El juego de la demanda

"En España existe esclavitud", dicen en APRAMP. Más concretamente, lo que Naciones Unidas ha considerado que es ya "la esclavitud del Siglo XXI". Nuestro país registra altas tasas de mujeres explotadas sexualmente y aún pocos recursos para paliarlas.

"Si estas chicas llegan aquí es porque existe una demanda, y tenemos que pensar también en la manera de llegar a esa demanda", dice Mabel Lozano, directora del cortometraje 'Loveth' realizado para la campaña de APRAMP "Nadie se ofrece para ser esclavo", que busca la concienciación para la erradicación de la trata en España. La guionista y directora especializada en temas de trata con fines de explotación sexual insiste en la necesidad de concienciar a la sociedad, a los jóvenes y a los potenciales consumidores de prostitución.
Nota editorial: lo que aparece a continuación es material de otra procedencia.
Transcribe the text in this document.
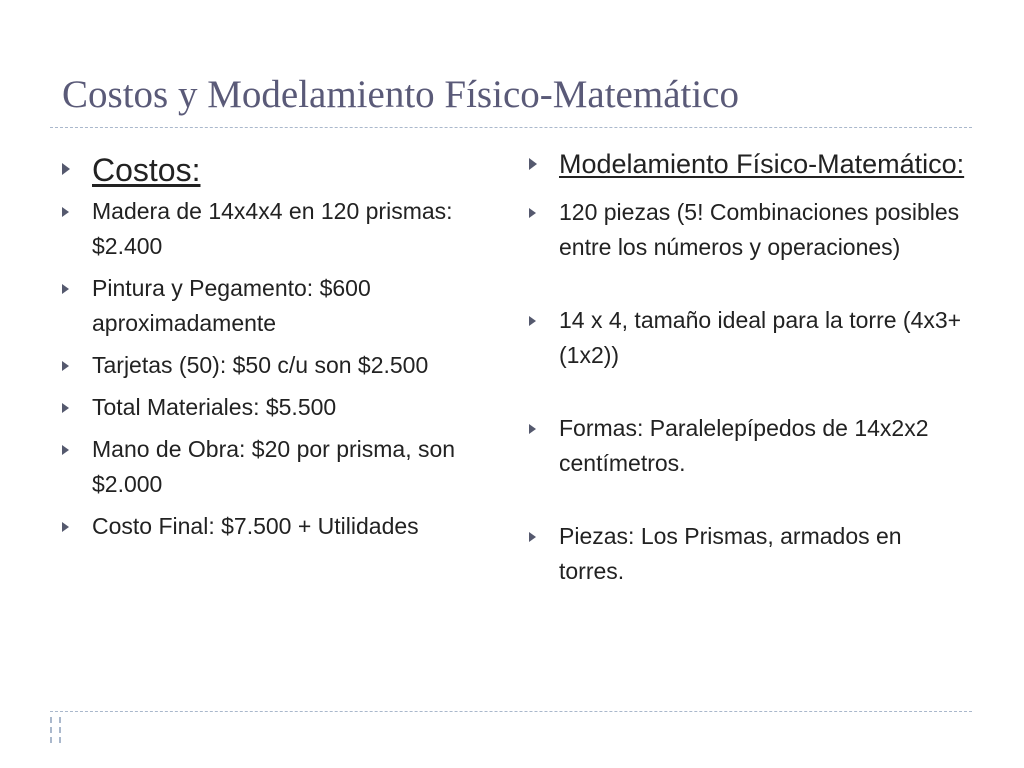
Costos y Modelamiento Físico-Matemático
Costos:
Madera de 14x4x4 en 120 prismas: $2.400
Pintura y Pegamento: $600 aproximadamente
Tarjetas (50): $50 c/u son $2.500
Total Materiales: $5.500
Mano de Obra: $20 por prisma, son $2.000
Costo Final: $7.500 + Utilidades
Modelamiento Físico-Matemático:
120 piezas (5! Combinaciones posibles entre los números y operaciones)
14 x 4, tamaño ideal para la torre (4x3+(1x2))
Formas: Paralelepípedos de 14x2x2 centímetros.
Piezas: Los Prismas, armados en torres.
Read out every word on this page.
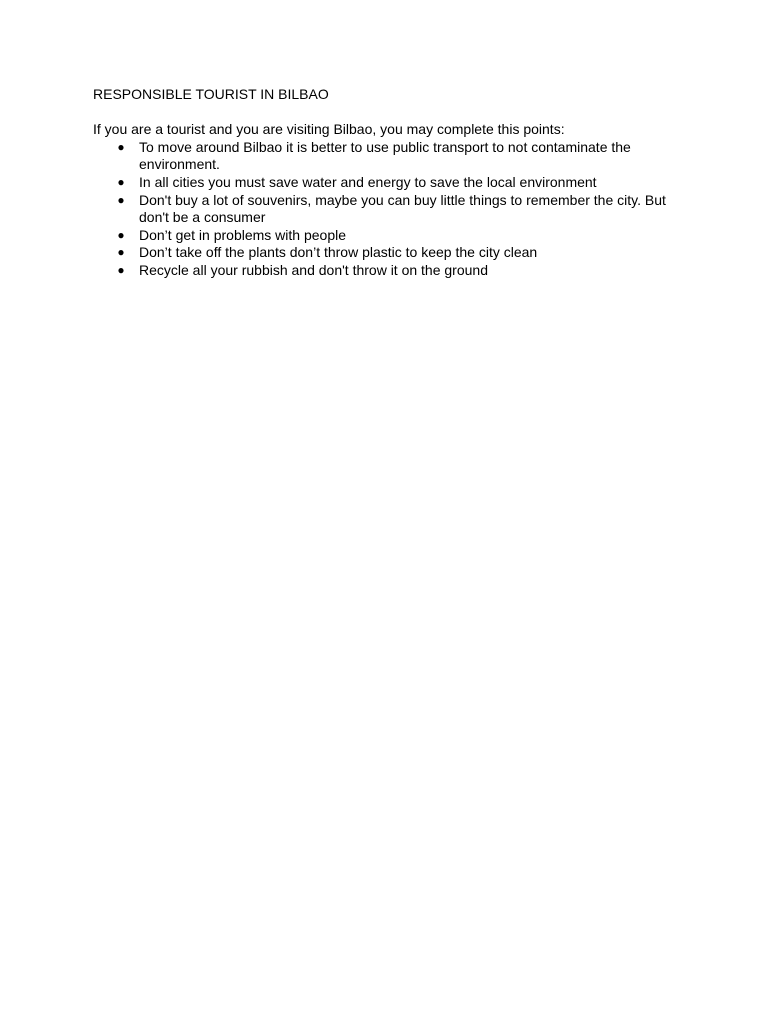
RESPONSIBLE TOURIST IN BILBAO

If you are a tourist and you are visiting Bilbao, you may complete this points:

● To move around Bilbao it is better to use public transport to not contaminate the environment.
● In all cities you must save water and energy to save the local environment
● Don't buy a lot of souvenirs, maybe you can buy little things to remember the city. But don't be a consumer
● Don’t get in problems with people
● Don’t take off the plants don’t throw plastic to keep the city clean
● Recycle all your rubbish and don't throw it on the ground
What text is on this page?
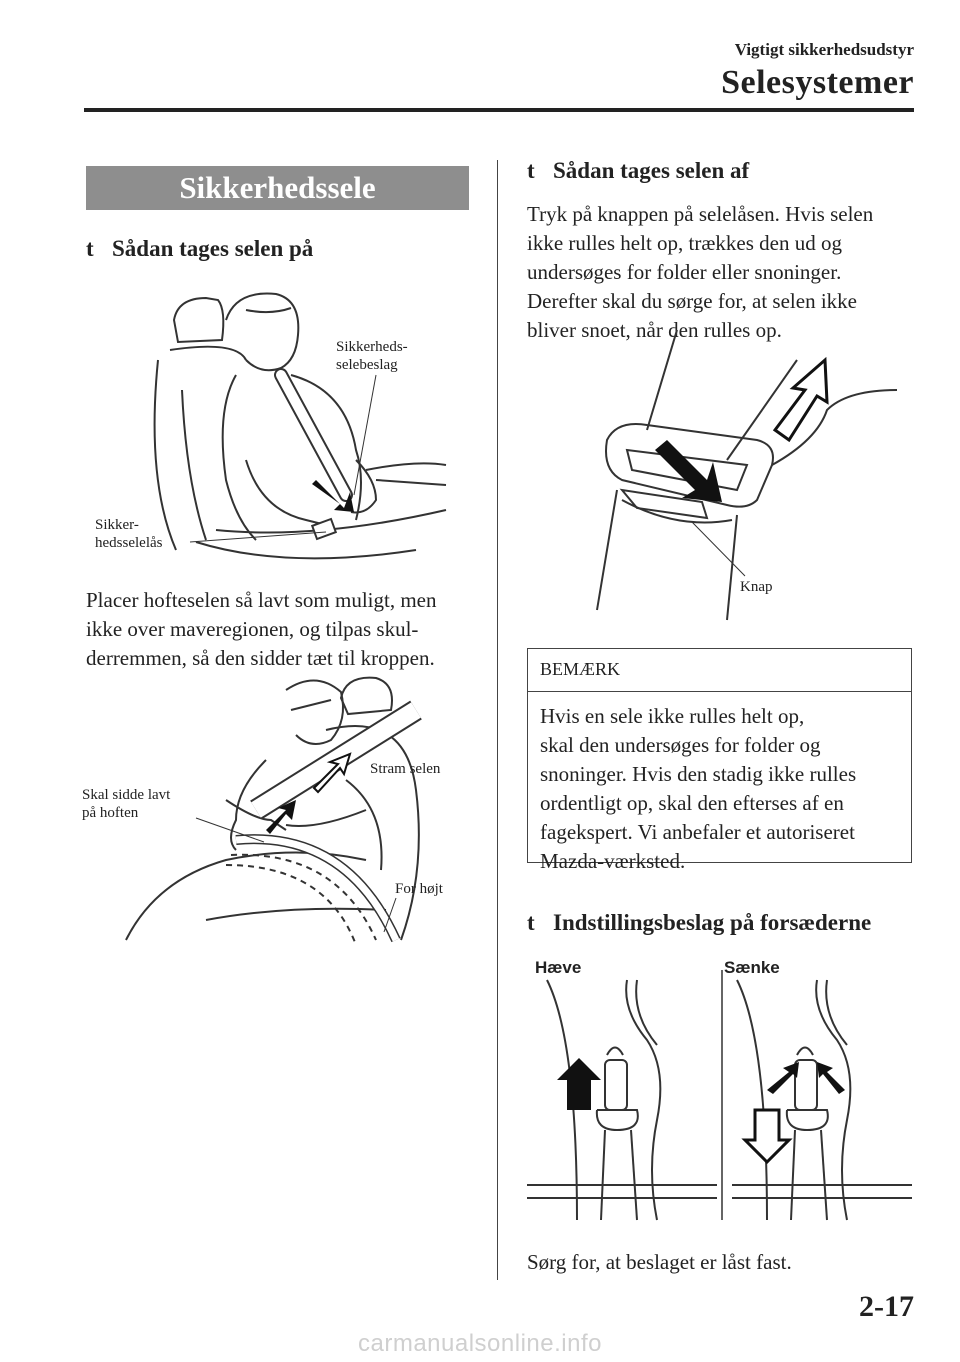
Vigtigt sikkerhedsudstyr
Selesystemer
Sikkerhedssele
t Sådan tages selen på
Sikkerheds-
selebeslag
Sikker-
hedsselelås

Placer hofteselen så lavt som muligt, men

ikke over maveregionen, og tilpas skul-

derremmen, så den sidder tæt til kroppen.

Skal sidde lavt
på hoften
Stram selen
For højt
t Sådan tages selen af

Tryk på knappen på selelåsen. Hvis selen

ikke rulles helt op, trækkes den ud og

undersøges for folder eller snoninger.

Derefter skal du sørge for, at selen ikke

bliver snoet, når den rulles op.

Knap
BEMÆRK

Hvis en sele ikke rulles helt op,

skal den undersøges for folder og

snoninger. Hvis den stadig ikke rulles

ordentligt op, skal den efterses af en

fagekspert. Vi anbefaler et autoriseret

Mazda-værksted.

t Indstillingsbeslag på forsæderne
Hæve	Sænke
Sørg for, at beslaget er låst fast.
2-17
carmanualsonline.info
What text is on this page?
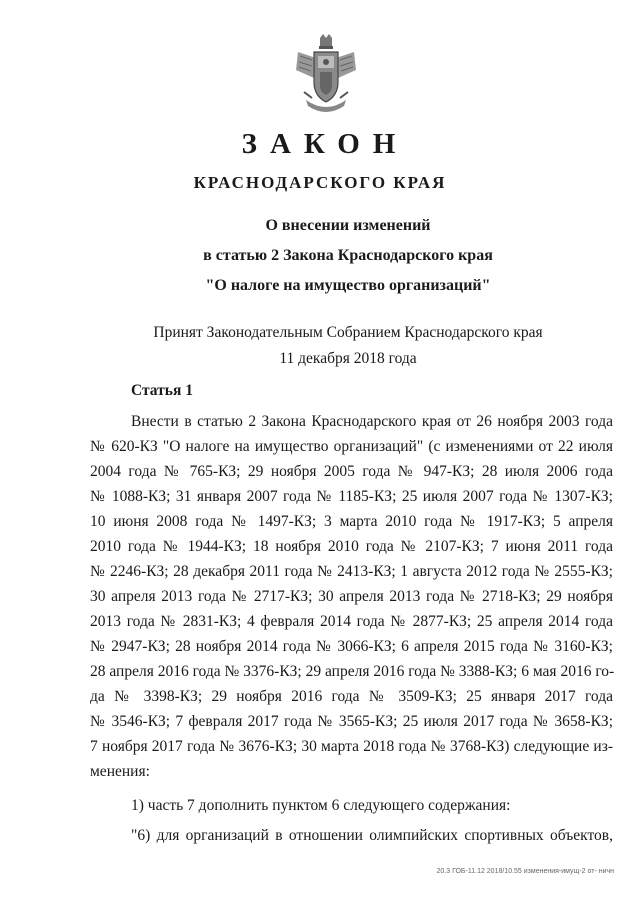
ЗАКОН
КРАСНОДАРСКОГО КРАЯ
О внесении изменений
в статью 2 Закона Краснодарского края
"О налоге на имущество организаций"
Принят Законодательным Собранием Краснодарского края
11 декабря 2018 года
Статья 1
Внести в статью 2 Закона Краснодарского края от 26 ноября 2003 года
№ 620-КЗ "О налоге на имущество организаций" (с изменениями от 22 июля
2004 года № 765-КЗ; 29 ноября 2005 года № 947-КЗ; 28 июля 2006 года
№ 1088-КЗ; 31 января 2007 года № 1185-КЗ; 25 июля 2007 года № 1307-КЗ;
10 июня 2008 года № 1497-КЗ; 3 марта 2010 года № 1917-КЗ; 5 апреля
2010 года № 1944-КЗ; 18 ноября 2010 года № 2107-КЗ; 7 июня 2011 года
№ 2246-КЗ; 28 декабря 2011 года № 2413-КЗ; 1 августа 2012 года № 2555-КЗ;
30 апреля 2013 года № 2717-КЗ; 30 апреля 2013 года № 2718-КЗ; 29 ноября
2013 года № 2831-КЗ; 4 февраля 2014 года № 2877-КЗ; 25 апреля 2014 года
№ 2947-КЗ; 28 ноября 2014 года № 3066-КЗ; 6 апреля 2015 года № 3160-КЗ;
28 апреля 2016 года № 3376-КЗ; 29 апреля 2016 года № 3388-КЗ; 6 мая 2016 го-
да № 3398-КЗ; 29 ноября 2016 года № 3509-КЗ; 25 января 2017 года
№ 3546-КЗ; 7 февраля 2017 года № 3565-КЗ; 25 июля 2017 года № 3658-КЗ;
7 ноября 2017 года № 3676-КЗ; 30 марта 2018 года № 3768-КЗ) следующие из-
менения:
1) часть 7 дополнить пунктом 6 следующего содержания:
"6) для организаций в отношении олимпийских спортивных объектов,
20.3 ГОБ-11.12 2018/10.55 изменения-имущ-2 от- ничн
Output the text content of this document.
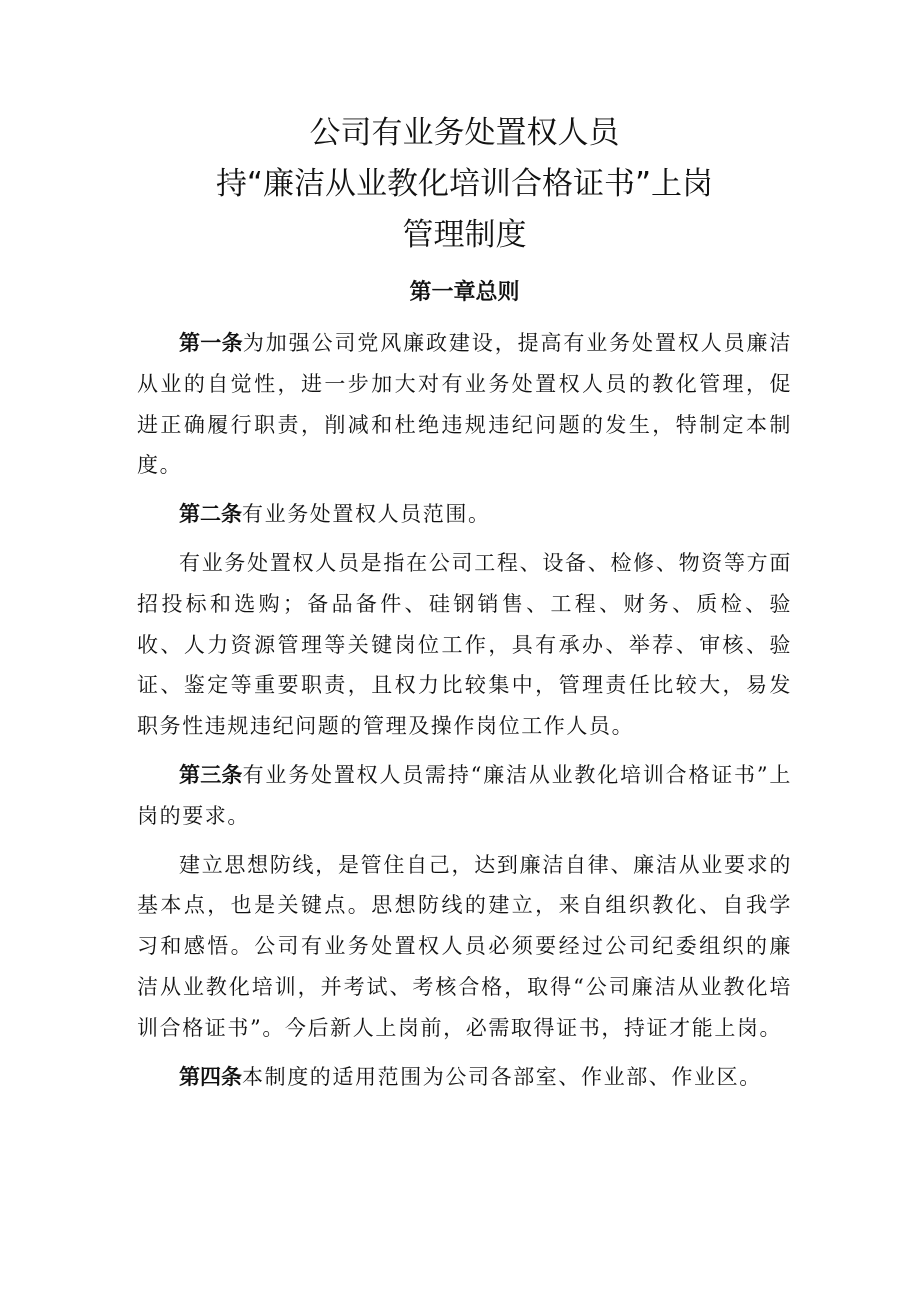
公司有业务处置权人员
持“廉洁从业教化培训合格证书”上岗
管理制度
第一章总则

第一条为加强公司党风廉政建设，提高有业务处置权人员廉洁从业的自觉性，进一步加大对有业务处置权人员的教化管理，促进正确履行职责，削减和杜绝违规违纪问题的发生，特制定本制度。

第二条有业务处置权人员范围。

有业务处置权人员是指在公司工程、设备、检修、物资等方面招投标和选购；备品备件、硅钢销售、工程、财务、质检、验收、人力资源管理等关键岗位工作，具有承办、举荐、审核、验证、鉴定等重要职责，且权力比较集中，管理责任比较大，易发职务性违规违纪问题的管理及操作岗位工作人员。

第三条有业务处置权人员需持“廉洁从业教化培训合格证书”上岗的要求。

建立思想防线，是管住自己，达到廉洁自律、廉洁从业要求的基本点，也是关键点。思想防线的建立，来自组织教化、自我学习和感悟。公司有业务处置权人员必须要经过公司纪委组织的廉洁从业教化培训，并考试、考核合格，取得“公司廉洁从业教化培训合格证书”。今后新人上岗前，必需取得证书，持证才能上岗。

第四条本制度的适用范围为公司各部室、作业部、作业区。
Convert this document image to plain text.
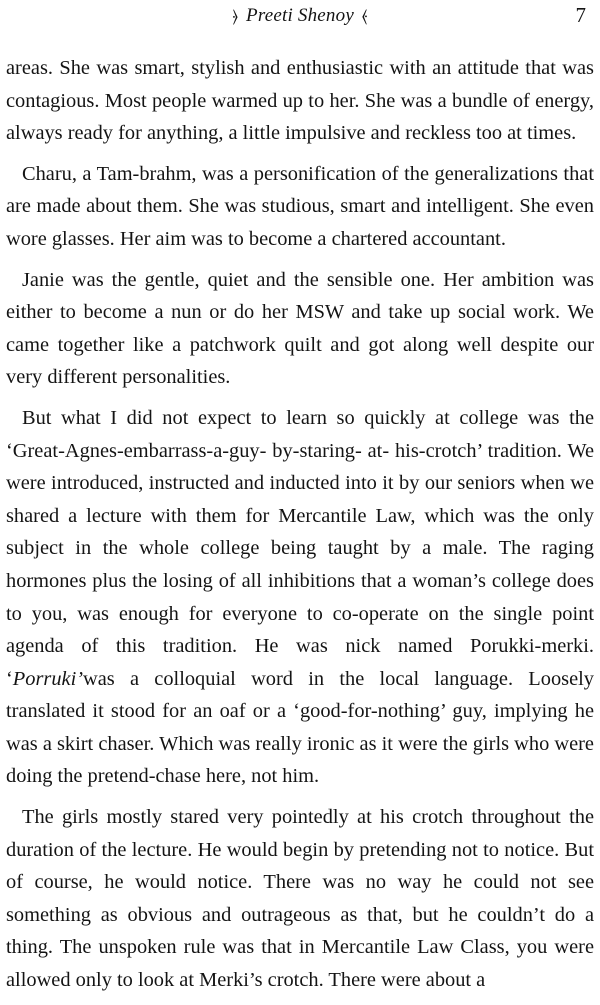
⦒ Preeti Shenoy ⦑	7

areas. She was smart, stylish and enthusiastic with an attitude that was contagious. Most people warmed up to her. She was a bundle of energy, always ready for anything, a little impulsive and reckless too at times.

Charu, a Tam-brahm, was a personification of the generalizations that are made about them. She was studious, smart and intelligent. She even wore glasses. Her aim was to become a chartered accountant.

Janie was the gentle, quiet and the sensible one. Her ambition was either to become a nun or do her MSW and take up social work. We came together like a patchwork quilt and got along well despite our very different personalities.

But what I did not expect to learn so quickly at college was the ‘Great-Agnes-embarrass-a-guy- by-staring- at- his-crotch’ tradition. We were introduced, instructed and inducted into it by our seniors when we shared a lecture with them for Mercantile Law, which was the only subject in the whole college being taught by a male. The raging hormones plus the losing of all inhibitions that a woman’s college does to you, was enough for everyone to co-operate on the single point agenda of this tradition. He was nick named Porukki-merki. ‘Porruki’was a colloquial word in the local language. Loosely translated it stood for an oaf or a ‘good-for-nothing’ guy, implying he was a skirt chaser. Which was really ironic as it were the girls who were doing the pretend-chase here, not him.

The girls mostly stared very pointedly at his crotch throughout the duration of the lecture. He would begin by pretending not to notice. But of course, he would notice. There was no way he could not see something as obvious and outrageous as that, but he couldn’t do a thing. The unspoken rule was that in Mercantile Law Class, you were allowed only to look at Merki’s crotch. There were about a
Lozano, que recalca la importancia de poner cara a las cifras, ha visibilizado la historia de Loveth y el valor que tuvo para denunciar. Hoy Loveth ha roto todo contacto con su familia y con la mafia que la mantuvo explotada durante años, y ahora ayuda a otras chicas que pueden estar pasando por lo que ella pasó entonces. Aunque confiesa que aún le cuesta: "Dentro de mí todavía tengo una lucha. Yo no les quiero creer (a sus explotadores), y quiero salir de ahí, pero aún tengo ese miedo dentro de mí. Desde pequeña me han enseñado que si no cumplo el juramento, el vudú cargará con nosotras".